The CMHC changes include a “stress test” for all new high-ratio insured mortgages, including those where the buyer has more than 20 per cent for a down payment.

That test initiated last fall assures lenders that a given home buyer could still afford the mortgage if interest rates rise. A new home buyer needs to qualify for a loan at the negotiated rate in the mortgage contract, but also at the much higher Bank of Canada’s five-year fixed posted rate (currently 4.64 per cent).

The CMHC changes include a “stress test” for all new high-ratio insured mortgages, including those where the buyer has more than 20 per cent for a down payment.

For Ridler and Boyce, the stress test meant they qualified for a lower priced home than before the changes, but the larger down payment meant they didn’t require mortgage insurance.

With November’s new mortgage rules and March’s increased insurance payments (jumps of $5 to $15 per month, depending on the size of the mortgage), Ridler and Boyce are part of today’s new affordability reality.

While past generations bought their first single family home in the suburbs, “for my generation it’s a condo, if we’re lucky,” said Ridler.

This January, the couple started looking again, purchasing a $290,000 two bedroom-two bathroom condo with upgrades, in Cardel Lifestyles’ Walden Place, in the southeast community of Walden. They will move into their new home this August.

“It’s close to our new jobs, in a new neighbourhood with a good vibe. We’re happy,” said Ridler.

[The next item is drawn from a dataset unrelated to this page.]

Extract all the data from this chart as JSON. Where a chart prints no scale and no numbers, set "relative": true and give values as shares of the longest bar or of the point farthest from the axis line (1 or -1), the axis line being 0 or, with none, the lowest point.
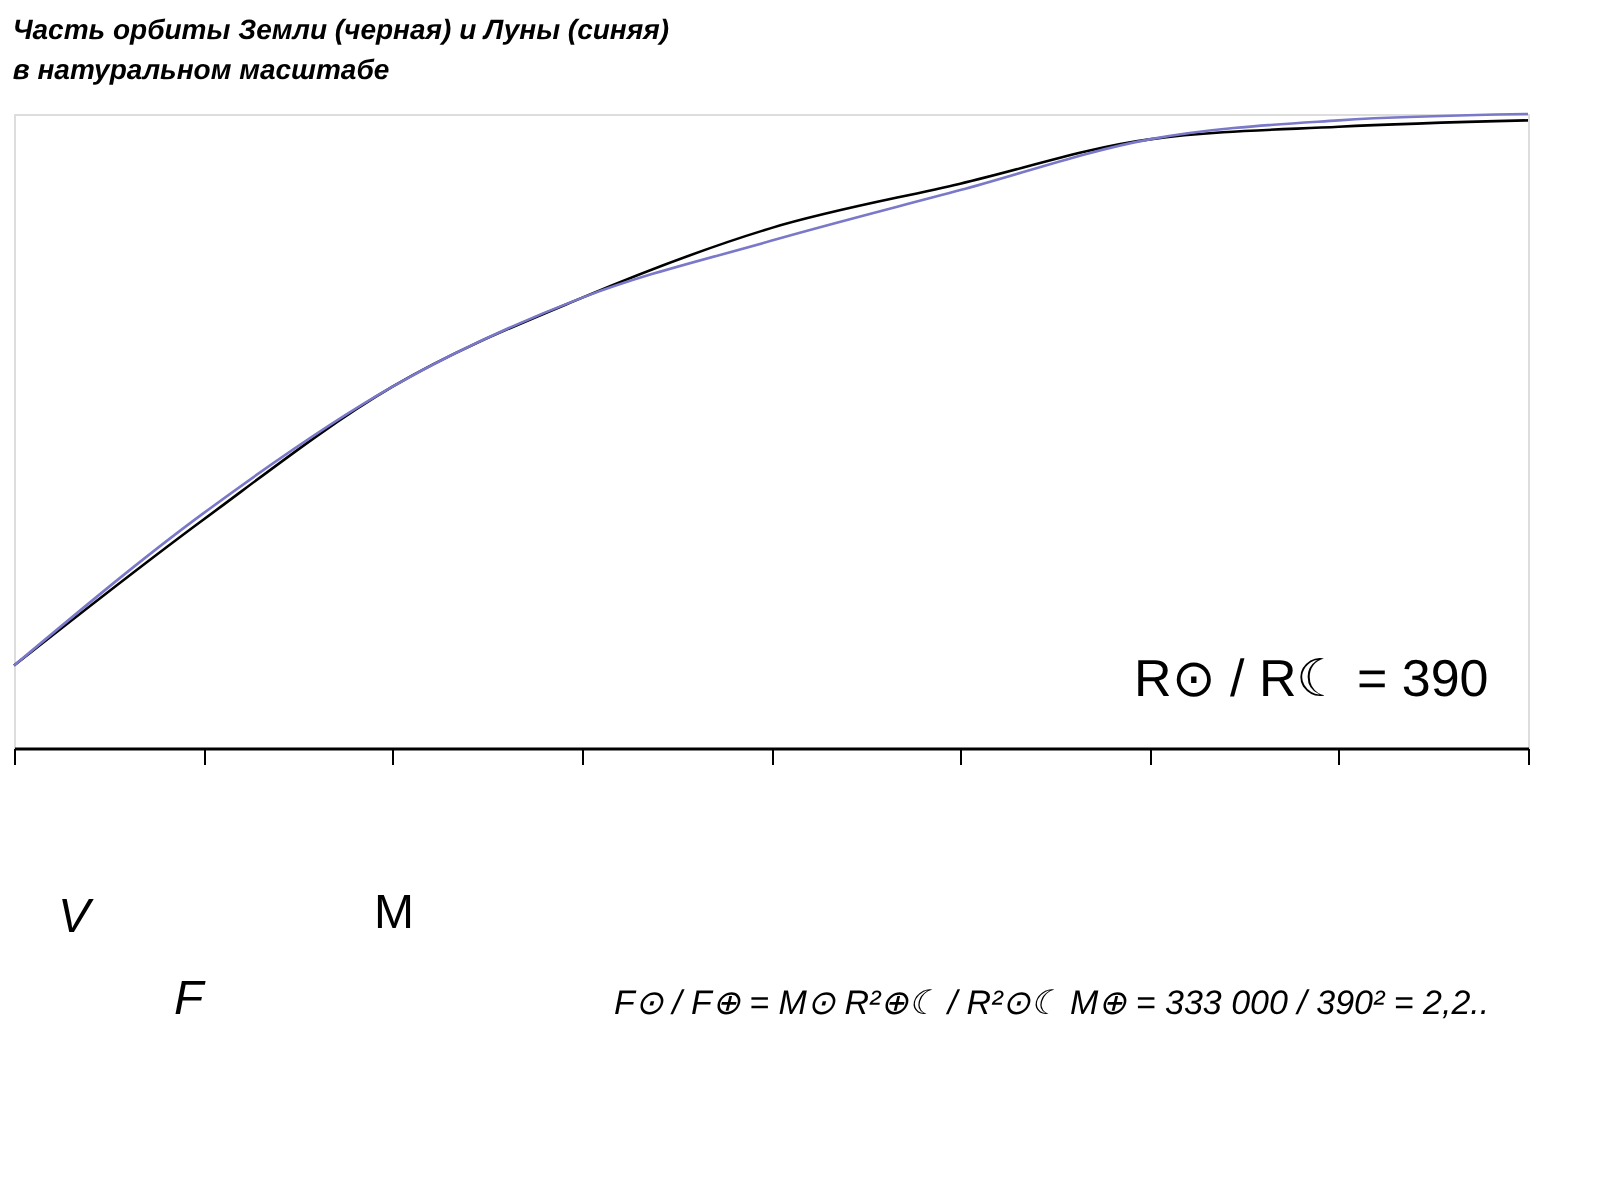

The new mortgage rules are just part of pressures affecting housing affordability that also include the provincial carbon tax, building code changes and the rising cost of U.S. products, says Allan Klassen.

As chair of BILD Calgary (Building Industry Land Development, representing housing industry builders and developers) and senior vice-president of housing for Brookfield Residential, Klassen describes the increased financial pressures as “all snowballing into the affordability bucket.”

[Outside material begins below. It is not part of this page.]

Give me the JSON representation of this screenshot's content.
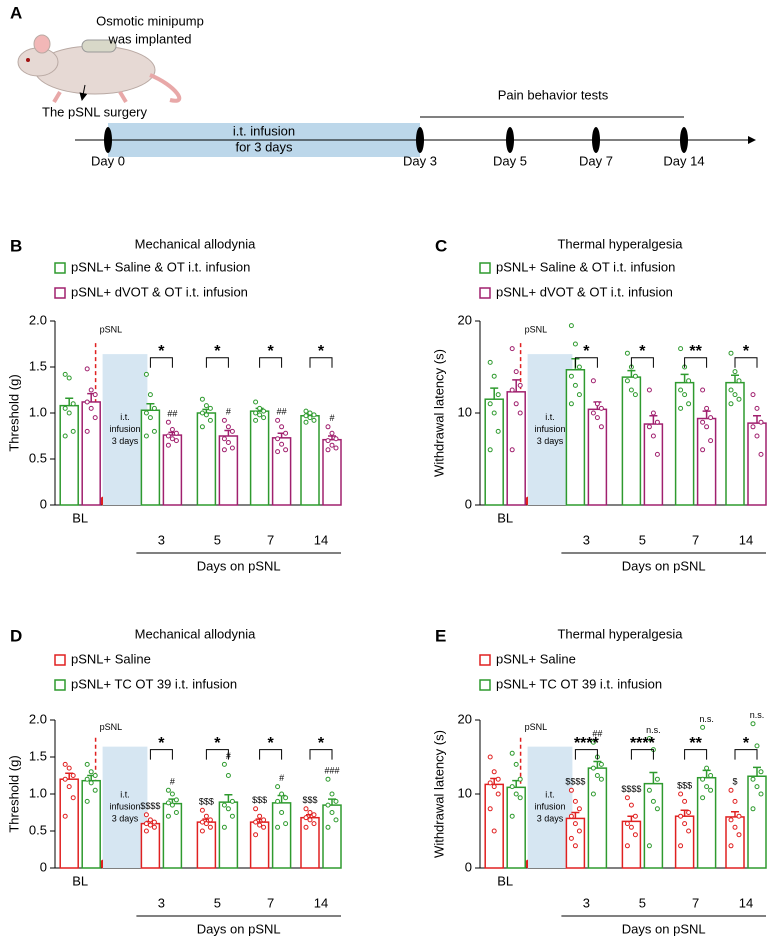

That means potential buyers are being challenged to look at the style of housing they can afford, buying smaller homes or shifting from single-family living to attached homes.

But having said that, the spring home buying season has, so far, been relatively strong, with entire new communities coming on stream – something that hasn’t occurred for some time.

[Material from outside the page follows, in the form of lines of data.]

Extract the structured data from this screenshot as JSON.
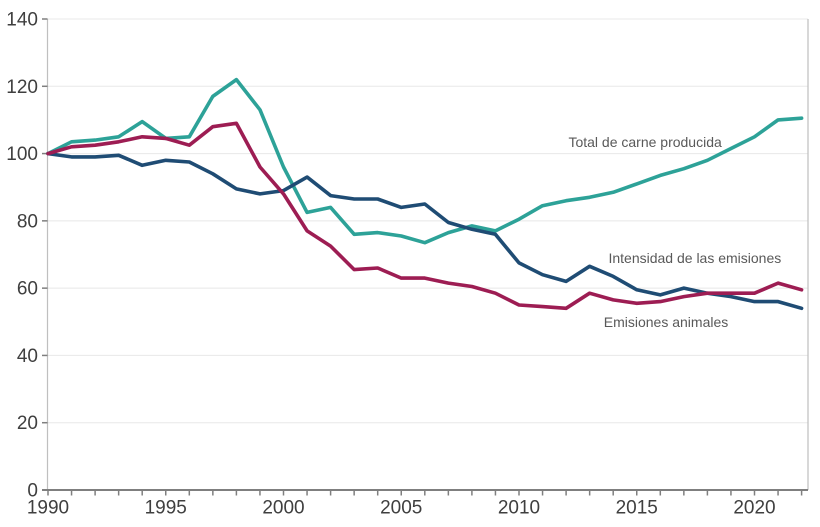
{
  "chart_data": {
    "type": "line",
    "title": "",
    "xlabel": "",
    "ylabel": "",
    "xlim": [
      1990,
      2022
    ],
    "ylim": [
      0,
      140
    ],
    "grid": true,
    "legend_position": "inline-labels",
    "yticks": [
      0,
      20,
      40,
      60,
      80,
      100,
      120,
      140
    ],
    "xtick_labeled": [
      1990,
      1995,
      2000,
      2005,
      2010,
      2015,
      2020
    ],
    "x": [
      1990,
      1991,
      1992,
      1993,
      1994,
      1995,
      1996,
      1997,
      1998,
      1999,
      2000,
      2001,
      2002,
      2003,
      2004,
      2005,
      2006,
      2007,
      2008,
      2009,
      2010,
      2011,
      2012,
      2013,
      2014,
      2015,
      2016,
      2017,
      2018,
      2019,
      2020,
      2021,
      2022
    ],
    "series": [
      {
        "name": "Total de carne producida",
        "color": "#2da298",
        "values": [
          100,
          103.5,
          104,
          105,
          109.5,
          104.5,
          105,
          117,
          122,
          113,
          96,
          82.5,
          84,
          76,
          76.5,
          75.5,
          73.5,
          76.5,
          78.5,
          77,
          80.5,
          84.5,
          86,
          87,
          88.5,
          91,
          93.5,
          95.5,
          98,
          101.5,
          105,
          110,
          110.5
        ]
      },
      {
        "name": "Intensidad de las emisiones",
        "color": "#1f4c74",
        "values": [
          100,
          99,
          99,
          99.5,
          96.5,
          98,
          97.5,
          94,
          89.5,
          88,
          89,
          93,
          87.5,
          86.5,
          86.5,
          84,
          85,
          79.5,
          77.5,
          76,
          67.5,
          64,
          62,
          66.5,
          63.5,
          59.5,
          58,
          60,
          58.5,
          57.5,
          56,
          56,
          54
        ]
      },
      {
        "name": "Emisiones animales",
        "color": "#9d1d53",
        "values": [
          100,
          102,
          102.5,
          103.5,
          105,
          104.5,
          102.5,
          108,
          109,
          96,
          88,
          77,
          72.5,
          65.5,
          66,
          63,
          63,
          61.5,
          60.5,
          58.5,
          55,
          54.5,
          54,
          58.5,
          56.5,
          55.5,
          56,
          57.5,
          58.5,
          58.5,
          58.5,
          61.5,
          59.5
        ]
      }
    ],
    "annotations": [
      {
        "text": "Total de carne producida",
        "year": 2012.1,
        "value": 102.0
      },
      {
        "text": "Intensidad de las emisiones",
        "year": 2013.8,
        "value": 67.5
      },
      {
        "text": "Emisiones animales",
        "year": 2013.6,
        "value": 48.5
      }
    ],
    "colors": {
      "gridline": "#e8e8e8",
      "y_axis_line": "#bfbfbf",
      "right_border": "#bfbfbf",
      "x_axis_line": "#7f7f7f",
      "tick": "#7f7f7f",
      "tick_label": "#3f3f3f",
      "annotation_text": "#595959",
      "background": "#ffffff"
    }
  }
}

Richard Cho, CMHC’s Calgary market analyst, says between five and 10 per cent of all prospective buyers were expected to be affected by the mortgage changes.

For those buyers, he also predicted a shift away from single-family product to a townhome or other multi-family unit, or even a decision to save for a larger down payment and wait to buy.

Cho also sees optimism in Calgary’s housing market, with a decrease in resale listings and a modest gain in employment growth (particularly in full-time jobs).

He says new home buyers appear aware of mortgage rule changes through media coverage and because CMHC educated lenders on new rules.

“If buyers aren’t aware, they will become so early in the process.”